German records did not list Boyd among the bodies recovered from the crash site, though a surviving crew member confirmed Boyd died in the crash. The War Department issued a report of death on Jan. 12, 1946, and memorial services were held shortly after in Sinton. 

After the war ended, the the American Graves Registration Command (AGRC) began to investigate and recover missing American personnel in Europe. 115 sets of remains were recovered from Döberitz cemetery in Berlin near the end of 1946. 

By 1956, six of the seven missing crew members were positively identified, but not Boyd's. Investigators believed Boyd was associated with a set of remains designated Unknown X-4804 Neuville, but this could not be proven, and X-4804 was buried at Ardennes American Cemetery, an American Battle Monuments Commission cemetery in Belgium, in 1957.

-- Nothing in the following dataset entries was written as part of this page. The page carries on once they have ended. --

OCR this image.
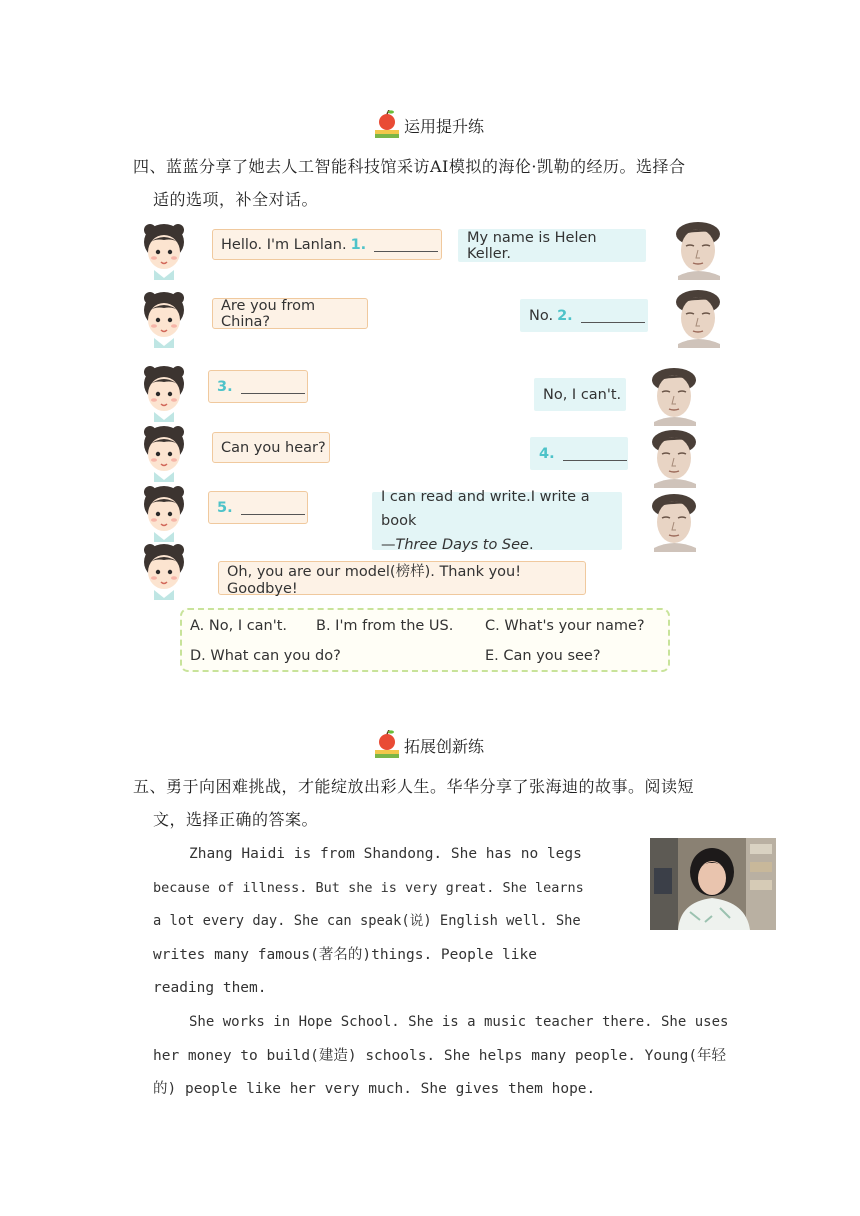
运用提升练
四、蓝蓝分享了她去人工智能科技馆采访AI模拟的海伦·凯勒的经历。选择合
适的选项，补全对话。
Hello. I'm Lanlan. 1.	My name is Helen Keller.
Are you from China?	No. 2.
3.	No, I can't.
Can you hear?	4.
5.
I can read and write.I write a book
—Three Days to See.
Oh, you are our model(榜样). Thank you! Goodbye!
A. No, I can't. B. I'm from the US. C. What's your name?
D. What can you do?	E. Can you see?
拓展创新练
五、勇于向困难挑战，才能绽放出彩人生。华华分享了张海迪的故事。阅读短
文，选择正确的答案。
Zhang Haidi is from Shandong. She has no legs
because of illness. But she is very great. She learns
a lot every day. She can speak(说) English well. She
writes many famous(著名的)things. People like
reading them.
She works in Hope School. She is a music teacher there. She uses
her money to build(建造) schools. She helps many people. Young(年轻
的) people like her very much. She gives them hope.
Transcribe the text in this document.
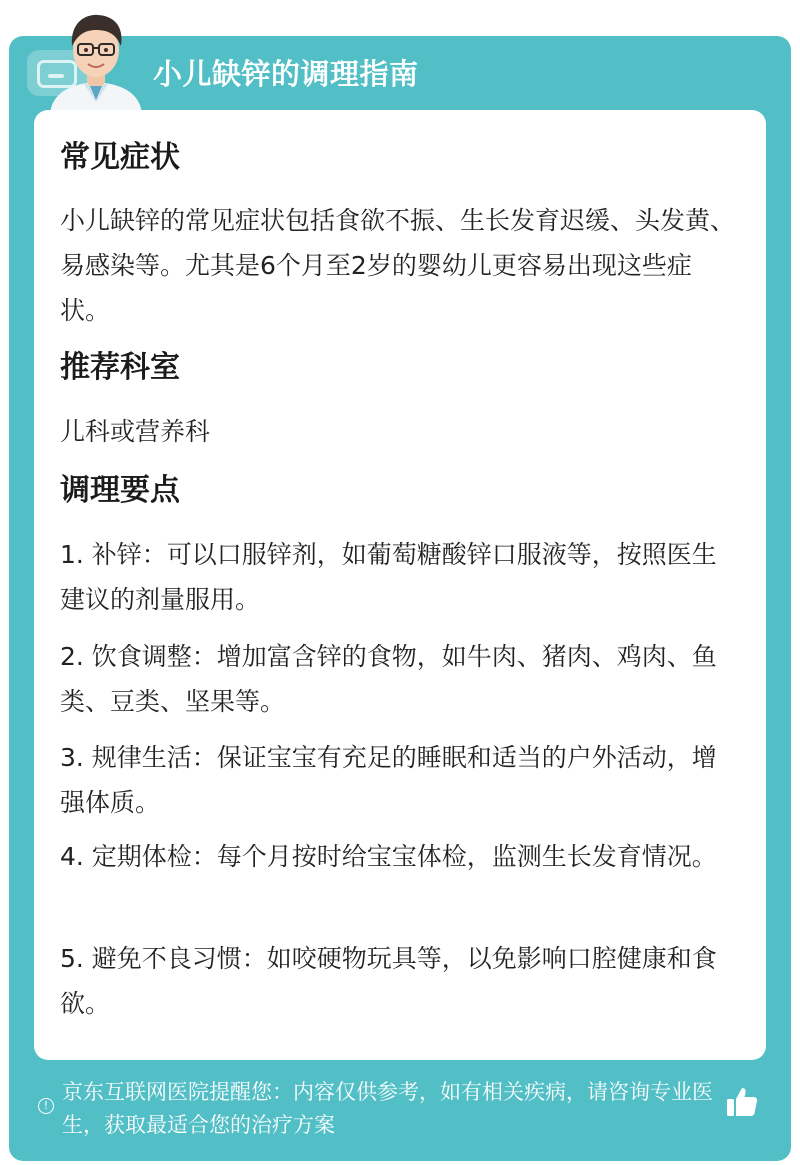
小儿缺锌的调理指南
常见症状

小儿缺锌的常见症状包括食欲不振、生长发育迟缓、头发黄、易感染等。尤其是6个月至2岁的婴幼儿更容易出现这些症状。

推荐科室

儿科或营养科

调理要点

1. 补锌：可以口服锌剂，如葡萄糖酸锌口服液等，按照医生建议的剂量服用。

2. 饮食调整：增加富含锌的食物，如牛肉、猪肉、鸡肉、鱼类、豆类、坚果等。

3. 规律生活：保证宝宝有充足的睡眠和适当的户外活动，增强体质。

4. 定期体检：每个月按时给宝宝体检，监测生长发育情况。

5. 避免不良习惯：如咬硬物玩具等，以免影响口腔健康和食欲。

!
京东互联网医院提醒您：内容仅供参考，如有相关疾病，请咨询专业医生，获取最适合您的治疗方案
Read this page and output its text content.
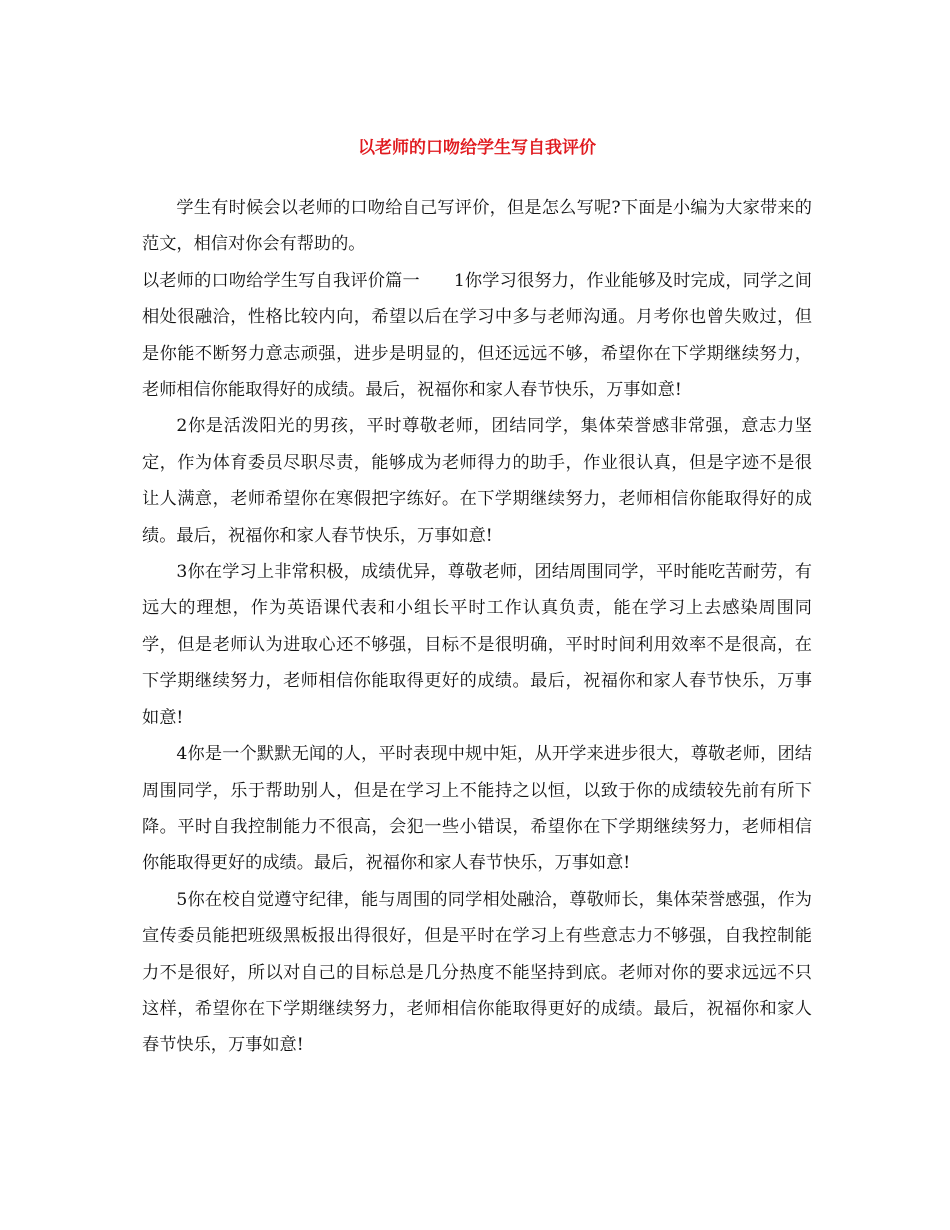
以老师的口吻给学生写自我评价

学生有时候会以老师的口吻给自己写评价，但是怎么写呢?下面是小编为大家带来的范文，相信对你会有帮助的。

以老师的口吻给学生写自我评价篇一 1你学习很努力，作业能够及时完成，同学之间相处很融洽，性格比较内向，希望以后在学习中多与老师沟通。月考你也曾失败过，但是你能不断努力意志顽强，进步是明显的，但还远远不够，希望你在下学期继续努力，老师相信你能取得好的成绩。最后，祝福你和家人春节快乐，万事如意!

2你是活泼阳光的男孩，平时尊敬老师，团结同学，集体荣誉感非常强，意志力坚定，作为体育委员尽职尽责，能够成为老师得力的助手，作业很认真，但是字迹不是很让人满意，老师希望你在寒假把字练好。在下学期继续努力，老师相信你能取得好的成绩。最后，祝福你和家人春节快乐，万事如意!

3你在学习上非常积极，成绩优异，尊敬老师，团结周围同学，平时能吃苦耐劳，有远大的理想，作为英语课代表和小组长平时工作认真负责，能在学习上去感染周围同学，但是老师认为进取心还不够强，目标不是很明确，平时时间利用效率不是很高，在下学期继续努力，老师相信你能取得更好的成绩。最后，祝福你和家人春节快乐，万事如意!

4你是一个默默无闻的人，平时表现中规中矩，从开学来进步很大，尊敬老师，团结周围同学，乐于帮助别人，但是在学习上不能持之以恒，以致于你的成绩较先前有所下降。平时自我控制能力不很高，会犯一些小错误，希望你在下学期继续努力，老师相信你能取得更好的成绩。最后，祝福你和家人春节快乐，万事如意!

5你在校自觉遵守纪律，能与周围的同学相处融洽，尊敬师长，集体荣誉感强，作为宣传委员能把班级黑板报出得很好，但是平时在学习上有些意志力不够强，自我控制能力不是很好，所以对自己的目标总是几分热度不能坚持到底。老师对你的要求远远不只这样，希望你在下学期继续努力，老师相信你能取得更好的成绩。最后，祝福你和家人春节快乐，万事如意!
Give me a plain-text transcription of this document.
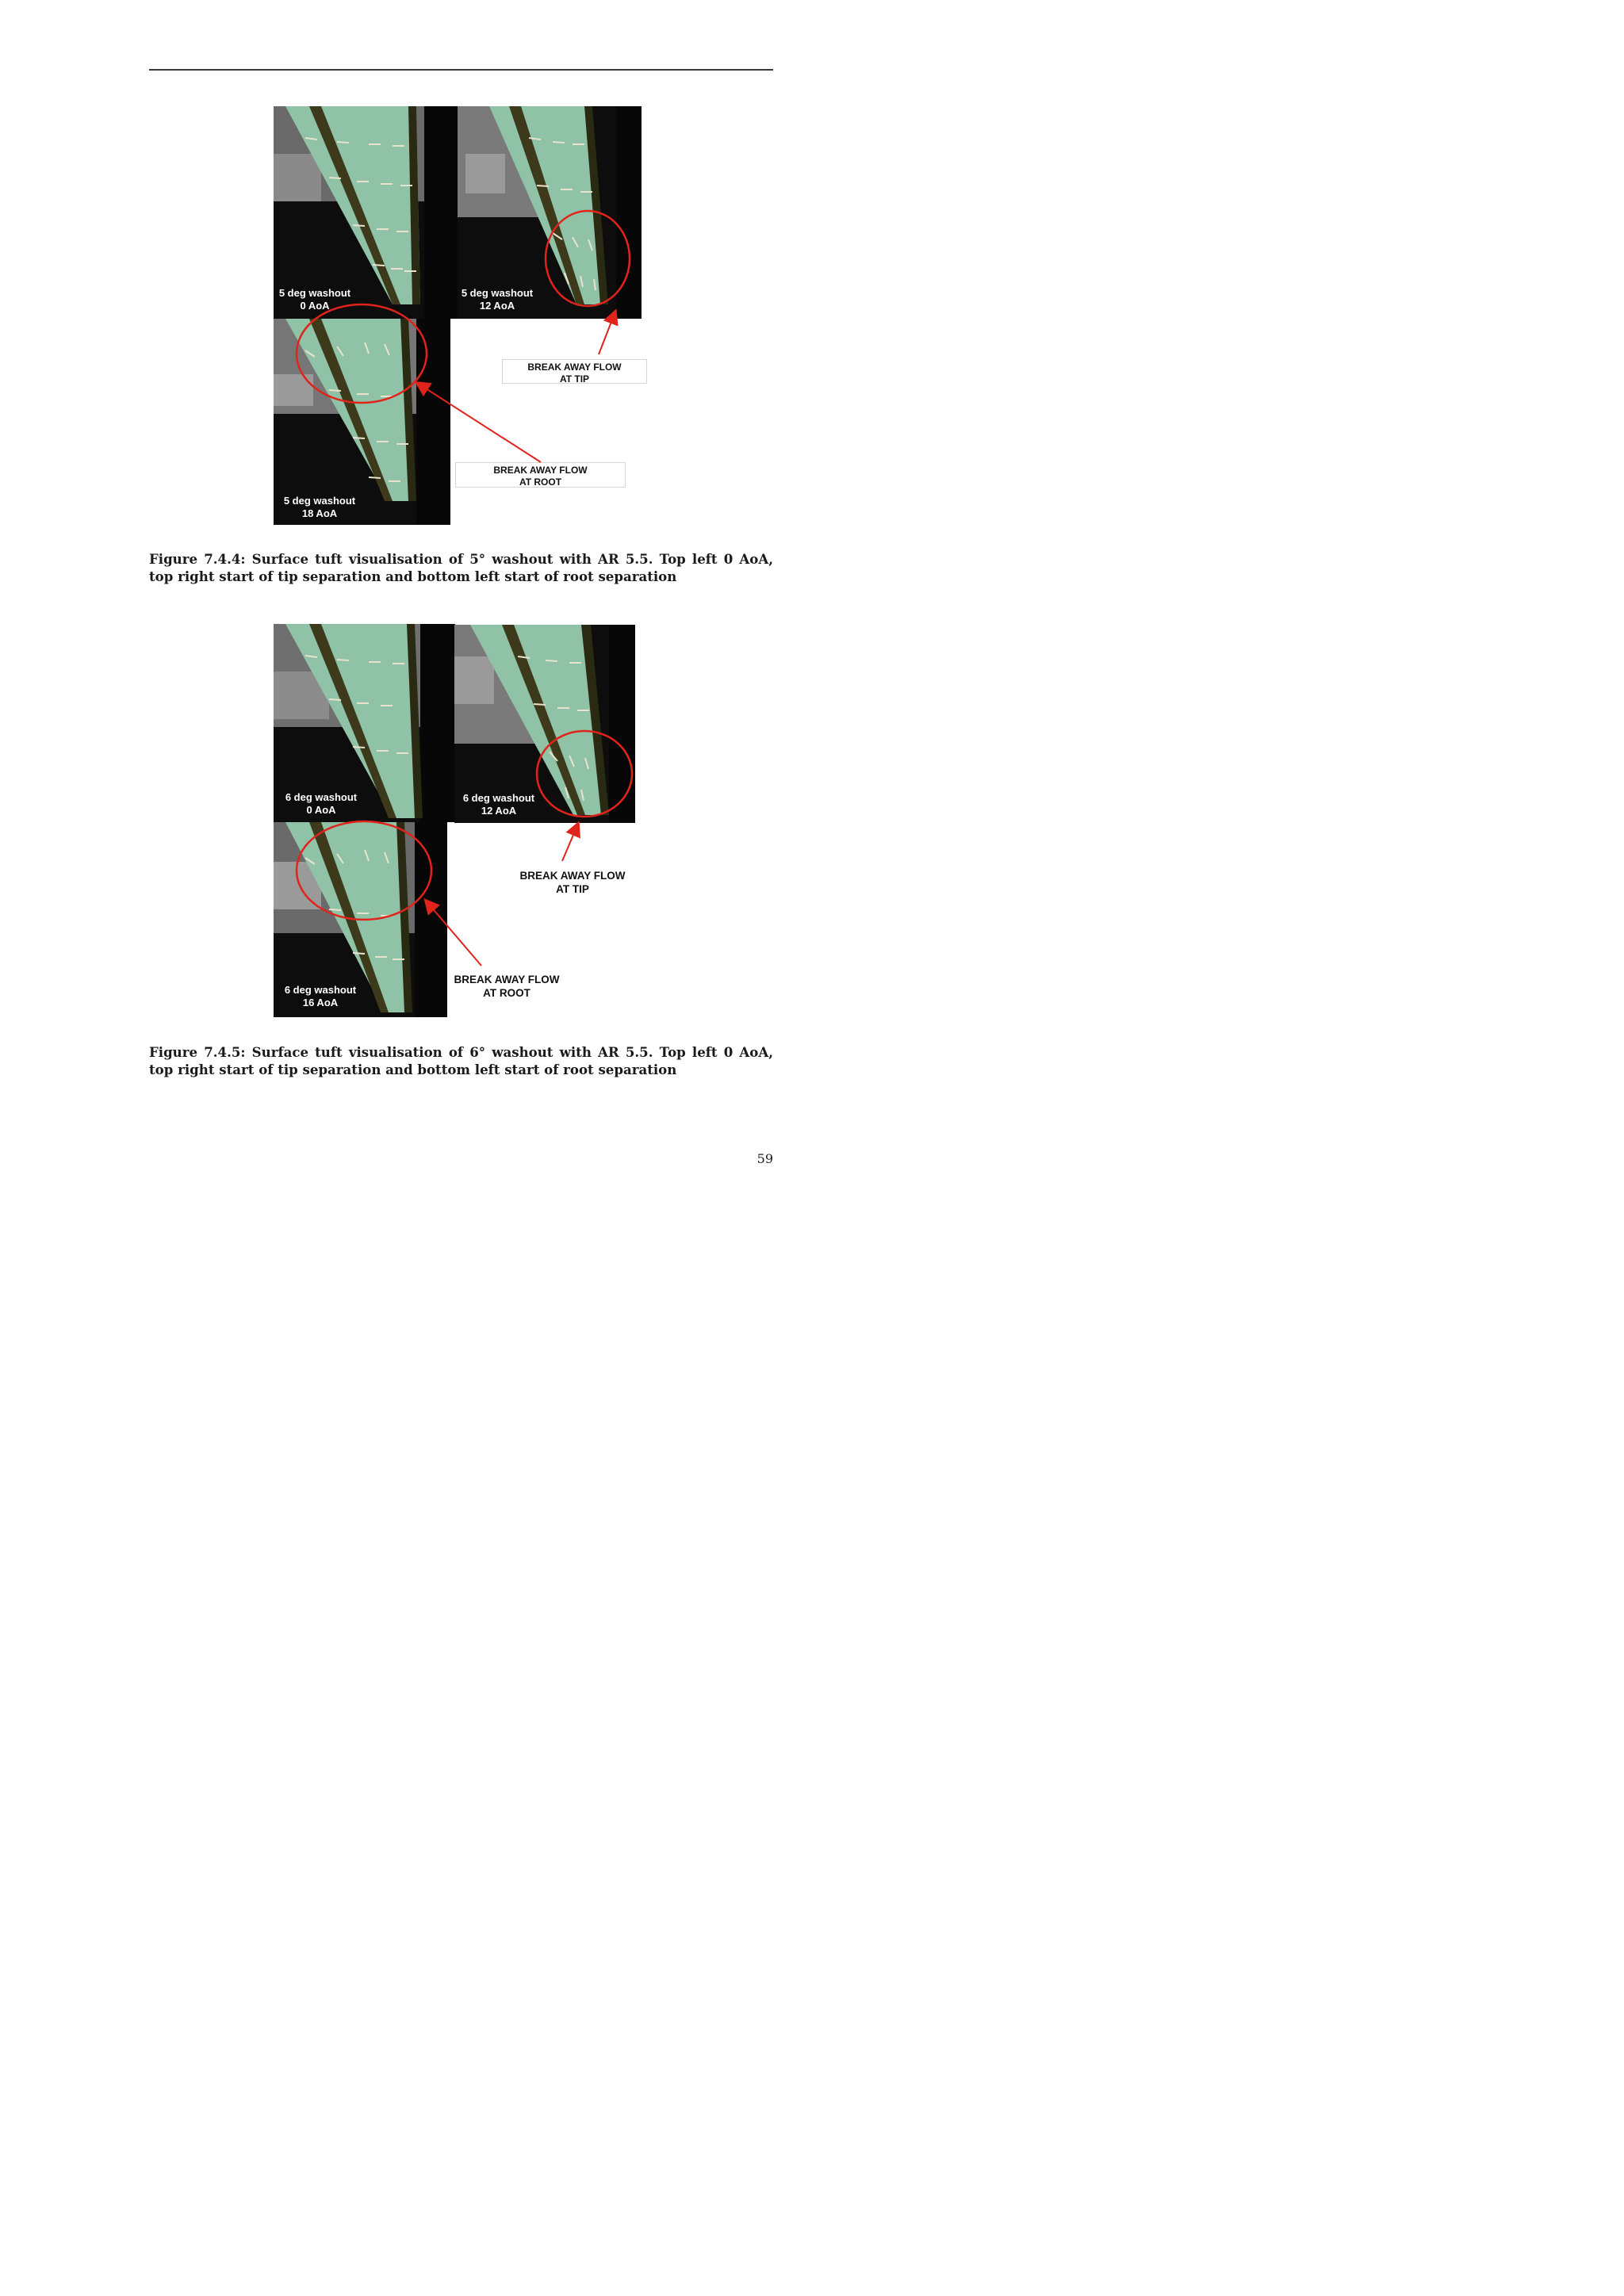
5 deg washout
0 AoA
5 deg washout
12 AoA
5 deg washout
18 AoA
BREAK AWAY FLOW
AT TIP
BREAK AWAY FLOW
AT ROOT
Figure 7.4.4: Surface tuft visualisation of 5° washout with AR 5.5. Top left 0 AoA, top right start of tip separation and bottom left start of root separation
6 deg washout
0 AoA
6 deg washout
12 AoA
6 deg washout
16 AoA
BREAK AWAY FLOW
AT TIP
BREAK AWAY FLOW
AT ROOT
Figure 7.4.5: Surface tuft visualisation of 6° washout with AR 5.5. Top left 0 AoA, top right start of tip separation and bottom left start of root separation
59
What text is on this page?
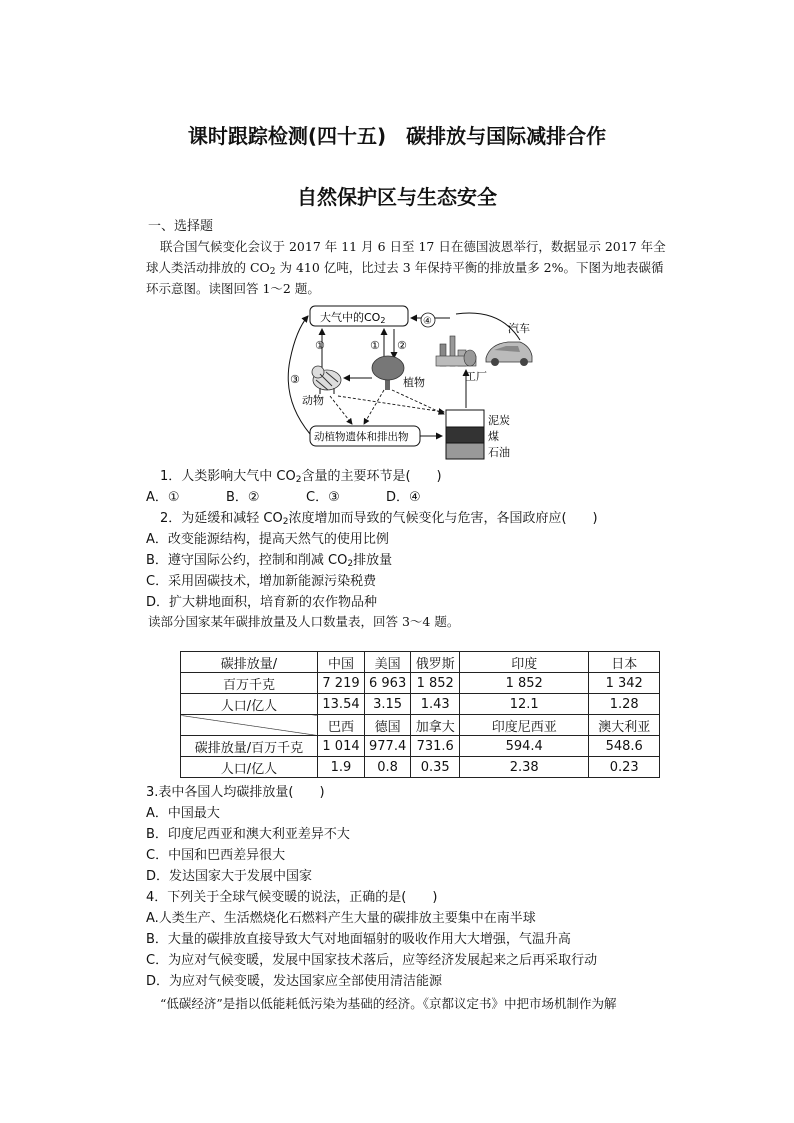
课时跟踪检测(四十五)　碳排放与国际减排合作
自然保护区与生态安全
一、选择题
联合国气候变化会议于 2017 年 11 月 6 日至 17 日在德国波恩举行，数据显示 2017 年全
球人类活动排放的 $CO_2$ 为 410 亿吨，比过去 3 年保持平衡的排放量多 2%。下图为地表碳循
环示意图。读图回答 1～2 题。
大气中的CO2	④
汽车
工厂
①	① ②
③
动物
植物
动植物遗体和排出物
泥炭
煤
石油
1．人类影响大气中 $CO_2$含量的主要环节是(　　)
A．①	B．②	C．③	D．④
2．为延缓和减轻 $CO_2$浓度增加而导致的气候变化与危害，各国政府应(　　)
A．改变能源结构，提高天然气的使用比例
B．遵守国际公约，控制和削减 $CO_2$排放量
C．采用固碳技术，增加新能源污染税费
D．扩大耕地面积，培育新的农作物品种
读部分国家某年碳排放量及人口数量表，回答 3～4 题。
碳排放量/	中国	美国	俄罗斯	印度	日本
百万千克	7 219	6 963	1 852	1 852	1 342
人口/亿人	13.54	3.15	1.43	12.1	1.28
	巴西	德国	加拿大	印度尼西亚	澳大利亚
碳排放量/百万千克	1 014	977.4	731.6	594.4	548.6
人口/亿人	1.9	0.8	0.35	2.38	0.23
3.表中各国人均碳排放量(　　)
A．中国最大
B．印度尼西亚和澳大利亚差异不大
C．中国和巴西差异很大
D．发达国家大于发展中国家
4．下列关于全球气候变暖的说法，正确的是(　　)
A.人类生产、生活燃烧化石燃料产生大量的碳排放主要集中在南半球
B．大量的碳排放直接导致大气对地面辐射的吸收作用大大增强，气温升高
C．为应对气候变暖，发展中国家技术落后，应等经济发展起来之后再采取行动
D．为应对气候变暖，发达国家应全部使用清洁能源
“低碳经济”是指以低能耗低污染为基础的经济。《京都议定书》中把市场机制作为解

DPAA historians then began to conduct comprehensive research on the remains. The remains were disinterred in June 2018 and sent to the DPAA laboratory at Offutt Air Force Base, Nebraska, for examination and identification. 

Boyd's remains were finally positively identified through DNA testing on July 8, 2022. He will now be buried in Corpus Christi on Sept. 12, 2022 at the Coastal Bend State Veterans Cemetery, Boyd's family told 3NEWS. There is no set time yet, but we will post the time here when we are notified. 

Boyd received the Purple Heart and Air Medal for his service. 

Boyd’s name is recorded on the Walls of the Missing at Margraten American Cemetery, an American Battle Monuments Commission site in the Netherlands, along with the others still missing from World War II. A rosette will be placed next to his name to indicate he has been accounted for, DPAA officials said.